The flag raising photo of the Afghan VP, the NATO spokesperson and General McCrystal can be found in newspapers, on TV and across the Internet. Take a look. There is a single, obviously temporary flagpole erected in a vacant field, surrounded as far as the eye can see by - nothing but empty, flat, barren land. Not a single structure in sight. The caption, carried by worldwide media, says the ceremony took place in "Marjah's central marketplace." Like the Mall of America, maybe? More like the Middle Of F@#*&$g Nowhere.

Following this biggest military victory in the Afghanistan War, a check of the worldwide press, broadcasting and Internet services fails to produce a single photo showing any US or NATO troops engaged in battle with any enemy. No TV video has been shown in which any Taliban forces are visible. There is nothing showing Taliban dead or wounded. There are no captured Taliban fighters. No POWs. No "enemy combatants." And Marjah - we were told by our Generals - was the biggest Taliban stronghold left in Afghanistan. What happened to the Taliban?

According to American television and various other news services, the Marines were told by "several residents" that the Taliban had pulled back. They had retreated. But to where? Nobody seemed to know. A US Marine Capt. Joshua Winfrey was quoted: "I don't expect they can keep this up for long," he said. Keep what up? That's the question. No one can find the enemy.
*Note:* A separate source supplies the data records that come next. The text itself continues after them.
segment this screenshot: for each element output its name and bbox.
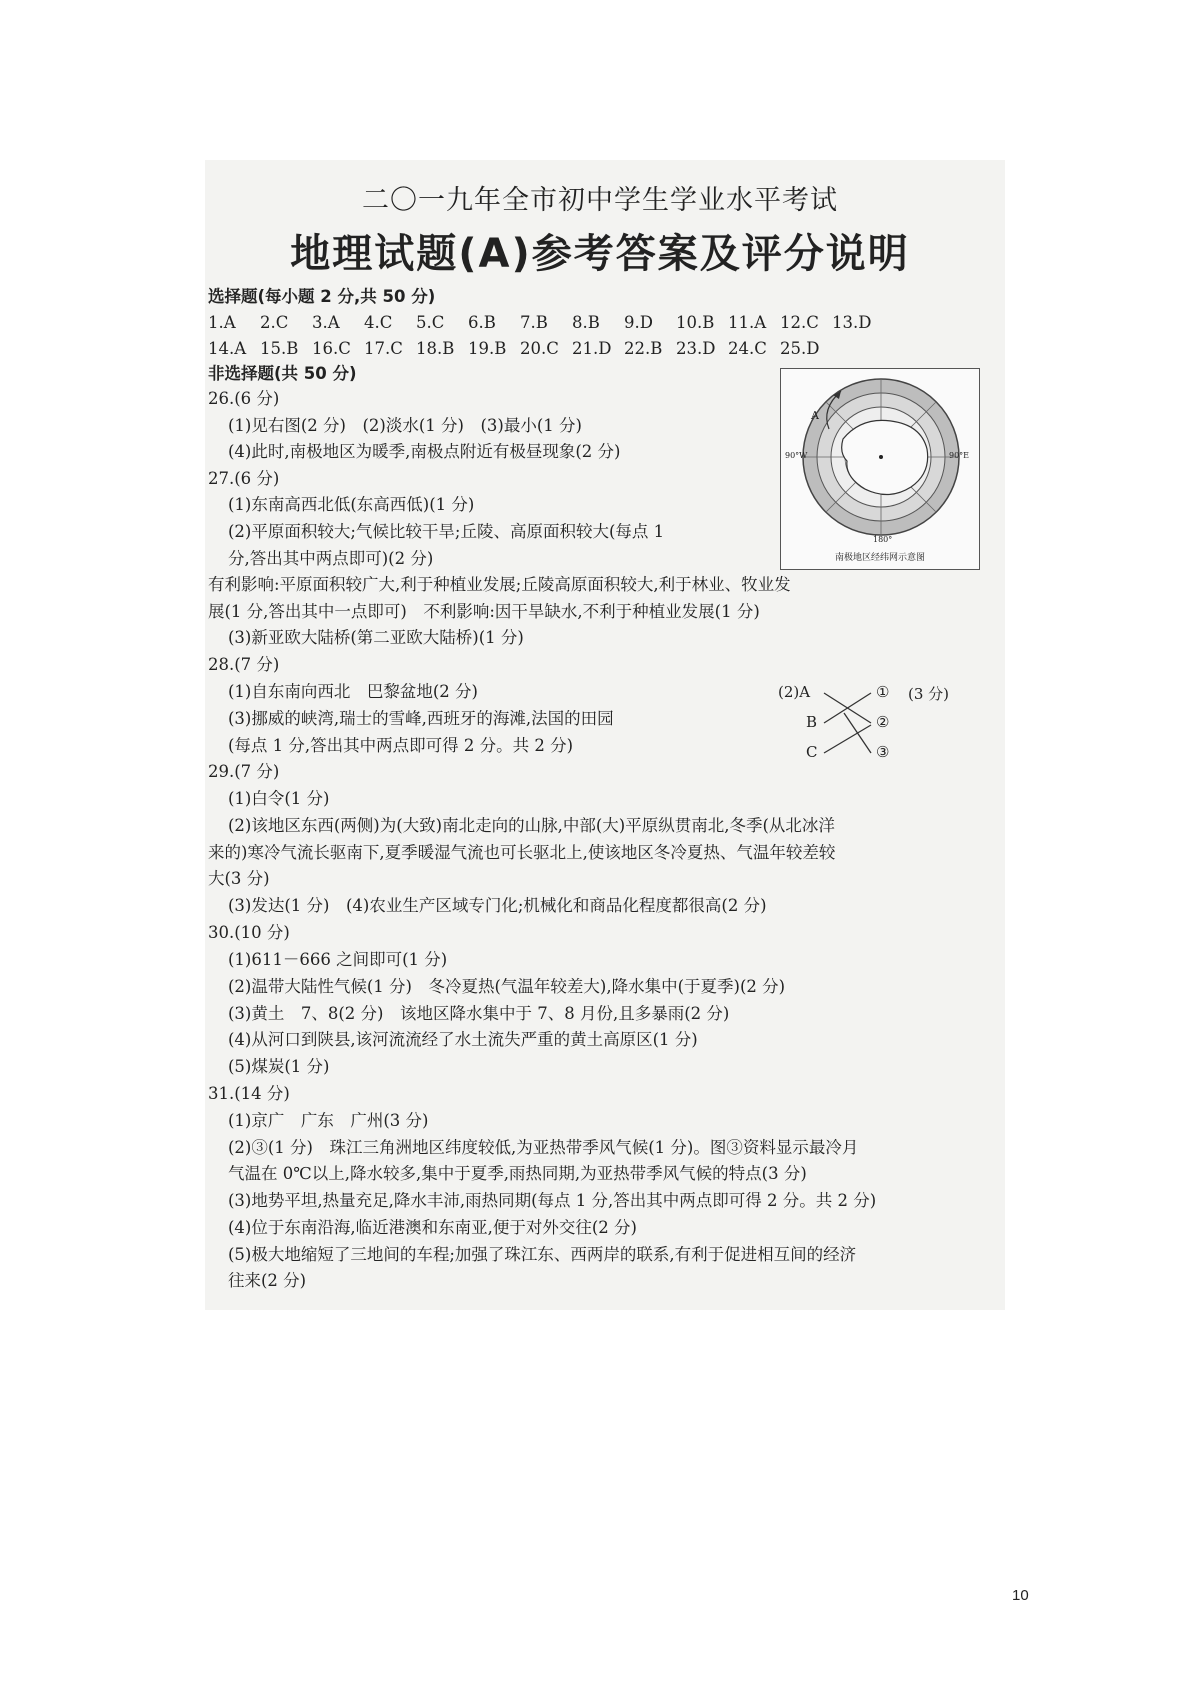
q31-line-5b: 往来(2 分) bbox=[228, 1271, 307, 1290]
q29-line-3: (3)发达(1 分) (4)农业生产区域专门化;机械化和商品化程度都很高(2 分) bbox=[228, 896, 767, 915]
page-title: 地理试题(A)参考答案及评分说明 bbox=[290, 231, 910, 277]
q29-line-1: (1)白令(1 分) bbox=[228, 789, 330, 808]
choice-answer: 2.C bbox=[260, 313, 289, 332]
choice-answer: 10.B bbox=[676, 313, 715, 332]
q26-line-1: (1)见右图(2 分) (2)淡水(1 分) (3)最小(1 分) bbox=[228, 416, 582, 435]
q29-line-2c: 大(3 分) bbox=[208, 869, 270, 888]
choice-answer: 1.A bbox=[208, 313, 236, 332]
choice-answer: 11.A bbox=[728, 313, 767, 332]
choice-answer: 16.C bbox=[312, 339, 351, 358]
choice-answer: 21.D bbox=[572, 339, 612, 358]
choice-answer: 12.C bbox=[780, 313, 819, 332]
q29-line-2a: (2)该地区东西(两侧)为(大致)南北走向的山脉,中部(大)平原纵贯南北,冬季(从北冰洋 bbox=[228, 816, 835, 835]
figure-lon-bottom: 180° bbox=[873, 535, 893, 544]
matching-left-c: C bbox=[806, 743, 818, 761]
page-number: 10 bbox=[1012, 1587, 1029, 1604]
matching-right-2: ② bbox=[876, 713, 890, 731]
choice-answer: 15.B bbox=[260, 339, 299, 358]
matching-right-1: ① bbox=[876, 683, 890, 701]
choice-answer: 4.C bbox=[364, 313, 393, 332]
q31-line-5a: (5)极大地缩短了三地间的车程;加强了珠江东、西两岸的联系,有利于促进相互间的经济 bbox=[228, 1245, 857, 1264]
q28-line-1: (1)自东南向西北 巴黎盆地(2 分) bbox=[228, 682, 478, 701]
q30-line-2: (2)温带大陆性气候(1 分) 冬冷夏热(气温年较差大),降水集中(于夏季)(2 分) bbox=[228, 977, 786, 996]
exam-subtitle: 二〇一九年全市初中学生学业水平考试 bbox=[362, 185, 838, 216]
q29-line-2b: 来的)寒冷气流长驱南下,夏季暖湿气流也可长驱北上,使该地区冬冷夏热、气温年较差较 bbox=[208, 843, 836, 862]
choice-answer: 23.D bbox=[676, 339, 716, 358]
q27-line-3b: 展(1 分,答出其中一点即可) 不利影响:因干旱缺水,不利于种植业发展(1 分) bbox=[208, 602, 760, 621]
q31-line-2a: (2)③(1 分) 珠江三角洲地区纬度较低,为亚热带季风气候(1 分)。图③资料显示最冷月 bbox=[228, 1138, 859, 1157]
q27-header: 27.(6 分) bbox=[208, 469, 280, 488]
matching-score: (3 分) bbox=[908, 685, 950, 703]
q28-line-2: (3)挪威的峡湾,瑞士的雪峰,西班牙的海滩,法国的田园 bbox=[228, 709, 614, 728]
figure-caption: 南极地区经纬网示意图 bbox=[834, 553, 925, 563]
q27-line-1: (1)东南高西北低(东高西低)(1 分) bbox=[228, 495, 475, 514]
figure-lon-left: 90°W bbox=[785, 451, 808, 460]
q31-line-2b: 气温在 0℃以上,降水较多,集中于夏季,雨热同期,为亚热带季风气候的特点(3 分) bbox=[228, 1164, 807, 1183]
q30-line-1: (1)611－666 之间即可(1 分) bbox=[228, 950, 448, 969]
choice-answer: 3.A bbox=[312, 313, 340, 332]
choice-answer: 7.B bbox=[520, 313, 548, 332]
q26-header: 26.(6 分) bbox=[208, 389, 280, 408]
choice-header: 选择题(每小题 2 分,共 50 分) bbox=[208, 287, 436, 306]
q29-header: 29.(7 分) bbox=[208, 762, 280, 781]
q27-line-2b: 分,答出其中两点即可)(2 分) bbox=[228, 549, 434, 568]
nonchoice-header: 非选择题(共 50 分) bbox=[208, 364, 357, 383]
q31-line-4: (4)位于东南沿海,临近港澳和东南亚,便于对外交往(2 分) bbox=[228, 1218, 637, 1237]
choice-answer: 24.C bbox=[728, 339, 767, 358]
q30-line-4: (4)从河口到陕县,该河流流经了水土流失严重的黄土高原区(1 分) bbox=[228, 1030, 698, 1049]
choice-answer: 8.B bbox=[572, 313, 600, 332]
choice-answer: 18.B bbox=[416, 339, 455, 358]
q30-header: 30.(10 分) bbox=[208, 923, 290, 942]
q27-line-3a: 有利影响:平原面积较广大,利于种植业发展;丘陵高原面积较大,利于林业、牧业发 bbox=[208, 575, 791, 594]
matching-prefix: (2)A bbox=[778, 683, 811, 701]
choice-answer: 17.C bbox=[364, 339, 403, 358]
choice-answer: 25.D bbox=[780, 339, 820, 358]
antarctica-figure bbox=[780, 368, 980, 570]
choice-answer: 22.B bbox=[624, 339, 663, 358]
matching-left-b: B bbox=[806, 713, 818, 731]
choice-answer: 14.A bbox=[208, 339, 247, 358]
figure-lon-right: 90°E bbox=[949, 451, 970, 460]
choice-answer: 6.B bbox=[468, 313, 496, 332]
q31-line-3: (3)地势平坦,热量充足,降水丰沛,雨热同期(每点 1 分,答出其中两点即可得 2 分。共 2 分) bbox=[228, 1191, 877, 1210]
q28-line-3: (每点 1 分,答出其中两点即可得 2 分。共 2 分) bbox=[228, 736, 574, 755]
q27-line-2a: (2)平原面积较大;气候比较干旱;丘陵、高原面积较大(每点 1 bbox=[228, 522, 665, 541]
choice-answer: 13.D bbox=[832, 313, 872, 332]
q31-header: 31.(14 分) bbox=[208, 1084, 290, 1103]
q26-line-2: (4)此时,南极地区为暖季,南极点附近有极昼现象(2 分) bbox=[228, 442, 621, 461]
q28-header: 28.(7 分) bbox=[208, 655, 280, 674]
q30-line-5: (5)煤炭(1 分) bbox=[228, 1057, 330, 1076]
choice-answer: 5.C bbox=[416, 313, 445, 332]
figure-label-a: A bbox=[811, 409, 819, 422]
matching-right-3: ③ bbox=[876, 743, 890, 761]
matching-diagram bbox=[778, 683, 968, 763]
choice-answer: 20.C bbox=[520, 339, 559, 358]
choice-answer: 19.B bbox=[468, 339, 507, 358]
q27-line-4: (3)新亚欧大陆桥(第二亚欧大陆桥)(1 分) bbox=[228, 628, 524, 647]
q31-line-1: (1)京广 广东 广州(3 分) bbox=[228, 1111, 429, 1130]
q30-line-3: (3)黄土 7、8(2 分) 该地区降水集中于 7、8 月份,且多暴雨(2 分) bbox=[228, 1004, 730, 1023]
choice-answer: 9.D bbox=[624, 313, 653, 332]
Fifteen thousand US and NATO troops on the ground, helicopters and fixed-wing aircraft overhead, satellite images flying across military computer screens, and the best they could come up was this - Commanders with the 3rd Battalion, 6th Marines Regiment said they "believed" there were "about 100" Taliban fighters... in another place, not in Marjah but in "an area known as Kareze." Huh?

A phony war, on a fake battlefield, against a nonexistent enemy with a fictional victory. D-Day on St. Barts.